Or simply wondered what makes a strong bond? Personally I believe people get overcomplicated the process of building an awesome relationship. That’s why I have refined it to 3 major components that I call that 3 C’s of a great relationship.
The first C is Dedication. Both people in a bond must be committed to making it greater. So many couples I find are just going through the movements. If you want a great relationship you must be willing to do something on a daily basis to make the relationship better.
This doesn’t require big grand activities all the time. The little things you decide to do on a daily basis will make a bigger significant difference than any of the big items you do a few times a year. Each and every morning think of a few small to medium sized things you can do that day for making your relationship better.
The 3 C’s will only work if perhaps both people in the rapport are engaged in all 3 keys. A relationship provides two sides and both sides must work at make great relationship. I understand fat loss control the other person. Just you can keep them read this article after you are done or better yet examine it together and examine what you think about it. Let’s begin.
It’s not possible to control anyone else but your self. Start doing these 3 things and chances are you spouse will notice. If looking for a while things don’t transformation then you must communicate those three things with them. Just remember to start with yourself. Trust me, you are not perfect and do contribute to the problems in your relationship.

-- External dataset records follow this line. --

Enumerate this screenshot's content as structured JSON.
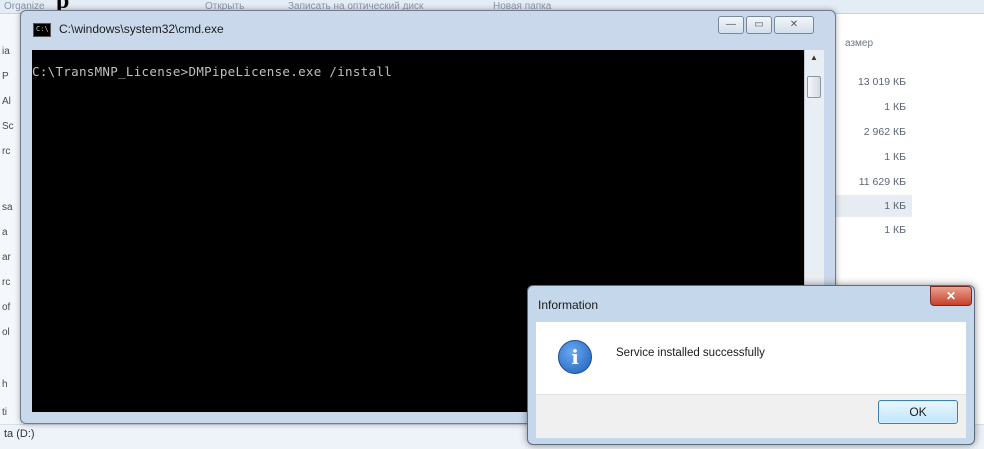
{
  "background": {
    "heading_fragment": "р",
    "toolbar": [
      "Organize",
      "Открыть",
      "Записать на оптический диск",
      "Новая папка"
    ],
    "left_pane_fragments": [
      "ia",
      "P",
      "Al",
      "Sc",
      "rc",
      "sa",
      "a",
      "ar",
      "rc",
      "of",
      "ol",
      "h",
      "ti"
    ],
    "column_header": "азмер",
    "file_sizes": [
      "13 019 КБ",
      "1 КБ",
      "2 962 КБ",
      "1 КБ",
      "11 629 КБ",
      "1 КБ",
      "1 КБ"
    ],
    "status_drive": "ta (D:)"
  },
  "cmd": {
    "title": "C:\\windows\\system32\\cmd.exe",
    "icon_label": "C:\\",
    "command_line": "C:\\TransMNP_License>DMPipeLicense.exe /install",
    "minimize_label": "—",
    "maximize_label": "▭",
    "close_label": "✕"
  },
  "dialog": {
    "title": "Information",
    "message": "Service installed successfully",
    "ok_label": "OK",
    "close_label": "✕",
    "icon_glyph": "i"
  },
  "colors": {
    "console_bg": "#000000",
    "console_text": "#c0c0c0",
    "window_frame": "#c9d9eb",
    "close_red": "#c5402a"
  },
  "icons": [
    "cmd-icon",
    "information-icon",
    "scroll-up-icon",
    "scroll-down-icon"
  ]
}
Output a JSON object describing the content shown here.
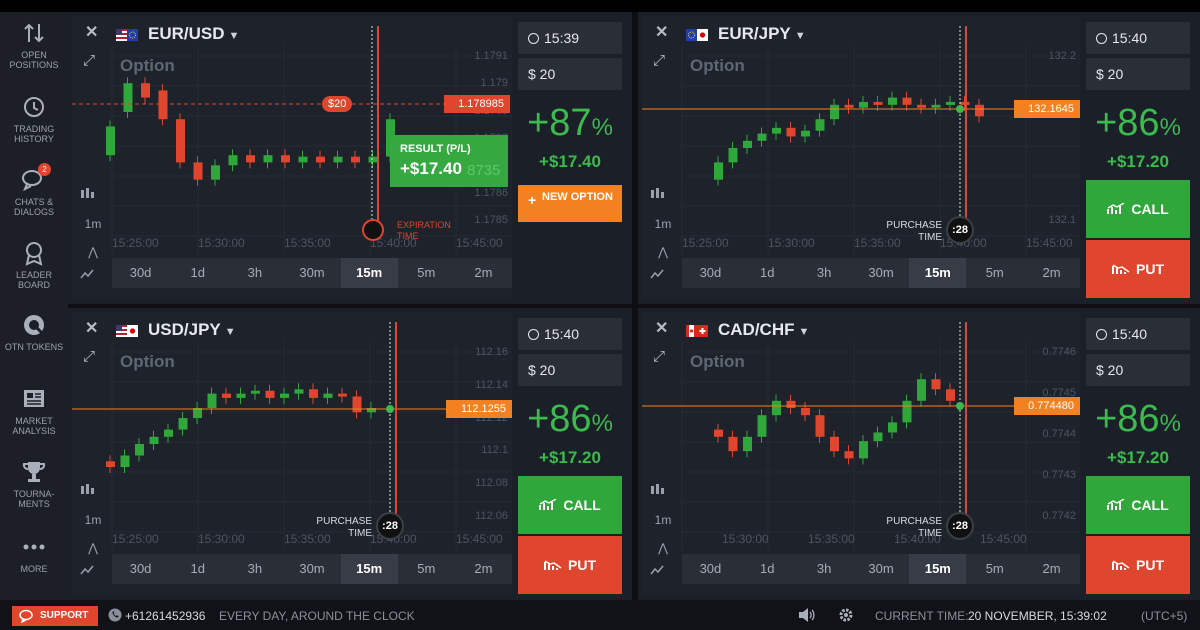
{
  "colors": {
    "call": "#2fa73b",
    "put": "#e0452d",
    "accent_orange": "#f4811f",
    "sidebar": "#1c1f26",
    "panel": "#1e222b"
  },
  "sidebar": [
    {
      "icon": "arrows-up-down-icon",
      "label": "OPEN POSITIONS"
    },
    {
      "icon": "history-clock-icon",
      "label": "TRADING HISTORY"
    },
    {
      "icon": "chat-bubbles-icon",
      "label": "CHATS & DIALOGS",
      "badge": "2"
    },
    {
      "icon": "medal-icon",
      "label": "LEADER BOARD"
    },
    {
      "icon": "otn-token-icon",
      "label": "OTN TOKENS"
    },
    {
      "icon": "newspaper-icon",
      "label": "MARKET ANALYSIS"
    },
    {
      "icon": "trophy-icon",
      "label": "TOURNA-MENTS"
    },
    {
      "icon": "more-dots-icon",
      "label": "MORE"
    }
  ],
  "timeframes": [
    "30d",
    "1d",
    "3h",
    "30m",
    "15m",
    "5m",
    "2m"
  ],
  "active_timeframe": "15m",
  "candle_interval": "1m",
  "panels": [
    {
      "pair": "EUR/USD",
      "option_label": "Option",
      "time_axis": [
        "15:25:00",
        "15:30:00",
        "15:35:00",
        "15:40:00",
        "15:45:00"
      ],
      "price_scale": [
        "1.1791",
        "1.179",
        "1.1789",
        "1.1788",
        "1.1787",
        "1.1786",
        "1.1785"
      ],
      "price_tag": "1.178985",
      "bet_marker": "$20",
      "result_label": "RESULT (P/L)",
      "result_value": "+$17.40",
      "result_bg": "8735",
      "expiration_label": "EXPIRATION TIME",
      "expiry_time": "15:39",
      "amount": "$ 20",
      "payout": "+87",
      "profit": "+$17.40",
      "new_option": "NEW OPTION"
    },
    {
      "pair": "EUR/JPY",
      "option_label": "Option",
      "time_axis": [
        "15:25:00",
        "15:30:00",
        "15:35:00",
        "15:40:00",
        "15:45:00"
      ],
      "price_scale": [
        "132.2",
        "132.1"
      ],
      "price_tag": "132.1645",
      "purchase_label": "PURCHASE TIME",
      "timer": ":28",
      "expiry_time": "15:40",
      "amount": "$ 20",
      "payout": "+86",
      "profit": "+$17.20",
      "call": "CALL",
      "put": "PUT"
    },
    {
      "pair": "USD/JPY",
      "option_label": "Option",
      "time_axis": [
        "15:25:00",
        "15:30:00",
        "15:35:00",
        "15:40:00",
        "15:45:00"
      ],
      "price_scale": [
        "112.16",
        "112.14",
        "112.12",
        "112.1",
        "112.08",
        "112.06"
      ],
      "price_tag": "112.1255",
      "purchase_label": "PURCHASE TIME",
      "timer": ":28",
      "expiry_time": "15:40",
      "amount": "$ 20",
      "payout": "+86",
      "profit": "+$17.20",
      "call": "CALL",
      "put": "PUT"
    },
    {
      "pair": "CAD/CHF",
      "option_label": "Option",
      "time_axis": [
        "15:30:00",
        "15:35:00",
        "15:40:00",
        "15:45:00"
      ],
      "price_scale": [
        "0.7746",
        "0.7745",
        "0.7744",
        "0.7743",
        "0.7742"
      ],
      "price_tag": "0.774480",
      "purchase_label": "PURCHASE TIME",
      "timer": ":28",
      "expiry_time": "15:40",
      "amount": "$ 20",
      "payout": "+86",
      "profit": "+$17.20",
      "call": "CALL",
      "put": "PUT"
    }
  ],
  "footer": {
    "support": "SUPPORT",
    "phone": "+61261452936",
    "hours": "EVERY DAY, AROUND THE CLOCK",
    "current_time_label": "CURRENT TIME:",
    "current_time": "20 NOVEMBER, 15:39:02",
    "timezone": "(UTC+5)"
  }
}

Commitments also requires focus. If you happen to start to emotionally connect with someone outside your relationship; you will still haven’t cheated; it will set out to destroy your relationship. Restricted to, connections you make internet. I am not dealing with having friends outside the rapport, that is healthy. A simple test to tell the difference is normally would you want your partner mixed up in conversation? If the answer ‘s no you might want to take a step lower back.
If you get these kind of 3 keys the rest will likely fall into place. If you are omitted any one of the 3 C’s your relationship is headed for trouble. Before I tell you what the 3 C’s are I want to treat a very important point.
The second C is Verbal exchanges. You must have strong communication (not just talking) if you are likely to have a great relationship. Don’t forget two monologue conversations will never equal a dialog. Many people think they are communicating when all they are doing is talking.
One more C is Compromise. You will not ever find a perfect mate, consequently stop looking for one. In any relationship there are going to come to be things your partner wants that you don’t and vis versa. The two people must learn to give a little here and there.
Just remember if only one side is allowing it is a dictatorship not a partnership. You don’t want to end ” up ” having a “parent/child” type rapport. Now you might be thinking that you can expect to start doing all this once your partner does. Wrong!
There are two keys to proper communication. First is understanding the several other persons perspective and that necessitates listening. The second is making sure that they understand your perspective. You will find there’s quote I love for this: “Communication has nothing to do with what you say and everything to do with what the other person hears. inch Be mindful of what you partner gets from what you are saying.